I take it you mean a paragraph containing both strong-LTR and strong-RTL characters?

> The
> relevant backtracking code was written deliberately so that Writer always
> treats the start of a multi portion as a break opportunity. I'm still unsure
> why

At the risk of stating the obvious... I take it you've tried git-blame'ing that code and asking the people who have worked on it?
Comment 35 Jonathan Clark 2024-07-05 21:59:17 UTC
(In reply to Eyal Rozenberg from comment #34)
> At the risk of stating the obvious... I take it you've tried git-blame'ing
> that code and asking the people who have worked on it?

Yes, I did. It looks like the bug was inherited from StarOffice. The most recent relevant work in this area was from 2001, by an author who hasn't contributed since 2002.

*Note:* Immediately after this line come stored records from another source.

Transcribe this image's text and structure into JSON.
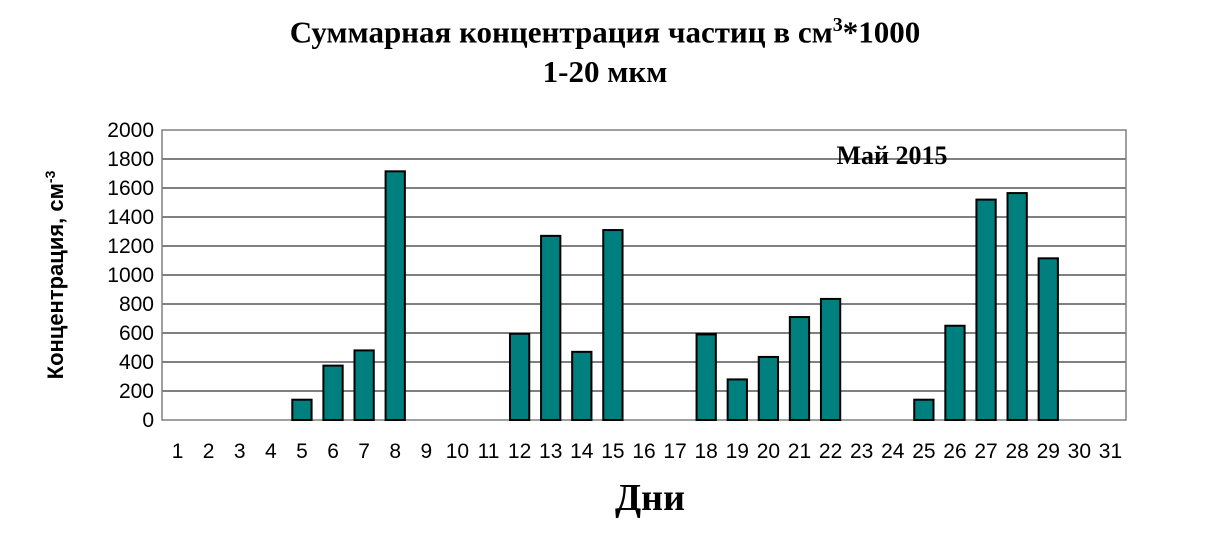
{
  "chart_data": {
    "type": "bar",
    "title": {
      "line1_main": "Суммарная концентрация частиц в см",
      "line1_sup": "3",
      "line1_tail": "*1000",
      "line2": "1-20 мкм"
    },
    "annotation": "Май 2015",
    "xlabel": "Дни",
    "ylabel": {
      "main": "Концентрация,  см",
      "sup": "-3"
    },
    "ylim": [
      0,
      2000
    ],
    "yticks": [
      0,
      200,
      400,
      600,
      800,
      1000,
      1200,
      1400,
      1600,
      1800,
      2000
    ],
    "grid": true,
    "legend": "none",
    "bar_color": "#007f7f",
    "categories": [
      "1",
      "2",
      "3",
      "4",
      "5",
      "6",
      "7",
      "8",
      "9",
      "10",
      "11",
      "12",
      "13",
      "14",
      "15",
      "16",
      "17",
      "18",
      "19",
      "20",
      "21",
      "22",
      "23",
      "24",
      "25",
      "26",
      "27",
      "28",
      "29",
      "30",
      "31"
    ],
    "values": [
      0,
      0,
      0,
      0,
      140,
      375,
      480,
      1715,
      0,
      0,
      0,
      595,
      1270,
      470,
      1310,
      0,
      0,
      590,
      280,
      435,
      710,
      835,
      0,
      0,
      140,
      650,
      1520,
      1565,
      1115,
      0,
      0
    ]
  }
}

This far out, I think it's best to rely on what the code says. I'm not sure if the current behavior for other multi portions is correct, but it's definitely wrong for bidi portions. It's easy enough to limit the impact of a fix to bidi portions, and then extend it later if needed.
Comment 36 Commit Notification 2024-07-08 23:32:32 UTC
Jonathan Clark committed a patch related to this issue.
It has been pushed to "master":

https://git.libreoffice.org/core/commit/6a54d08e6e52623f9769d17d7ea7390052cb275b

tdf#56408 Writer always breaks lines at text direction change

It will be available in 25.2.0.

The patch should be included in the daily builds available at
https://dev-builds.libreoffice.org/daily/ in the next 24-48 hours. More
information about daily builds can be found at:
https://wiki.documentfoundation.org/Testing_Daily_Builds

Affected users are encouraged to test the fix and report feedback.
Comment 37 Commit Notification 2024-07-10 20:14:10 UTC
Jonathan Clark committed a patch related to this issue.
It has been pushed to "libreoffice-24-8":

https://git.libreoffice.org/core/commit/e110c64b8d260435b69fe71e40fc6c6e2b9b4e07

tdf#56408 Writer always breaks lines at text direction change

It will be available in 24.8.0.2.

The patch should be included in the daily builds available at
https://dev-builds.libreoffice.org/daily/ in the next 24-48 hours. More
information about daily builds can be found at:
https://wiki.documentfoundation.org/Testing_Daily_Builds

Affected users are encouraged to test the fix and report feedback.
Comment 38 Commit Notification 2024-07-18 22:28:41 UTC
Jonathan Clark committed a patch related to this issue.
It has been pushed to "master":

https://git.libreoffice.org/core/commit/e9a37656b75b4ce82b3e48af727f03f386e64a08

(related tdf#56408) crashtesting: assert on exporting ooo30385-2.doc to odt

It will be available in 25.2.0.

The patch should be included in the daily builds available at
https://dev-builds.libreoffice.org/daily/ in the next 24-48 hours. More
information about daily builds can be found at:
https://wiki.documentfoundation.org/Testing_Daily_Builds

Affected users are encouraged to test the fix and report feedback.
Comment 39 Commit Notification 2024-07-19 09:27:17 UTC
Jonathan Clark committed a patch related to this issue.
It has been pushed to "libreoffice-24-8":

https://git.libreoffice.org/core/commit/ebe618f7b34eaede61cfe8141b2adc2a269d3e7e

(related tdf#56408) crashtesting: assert on exporting ooo30385-2.doc to odt

It will be available in 24.8.0.2.

The patch should be included in the daily builds available at
https://dev-builds.libreoffice.org/daily/ in the next 24-48 hours. More
information about daily builds can be found at:
https://wiki.documentfoundation.org/Testing_Daily_Builds

Affected users are encouraged to test the fix and report feedback.
Comment 40 Eyal Rozenberg 2024-10-03 21:55:49 UTC
Jonathan, what about other modules? Are we certain the problematic behavior doesn't manifest elsewhere?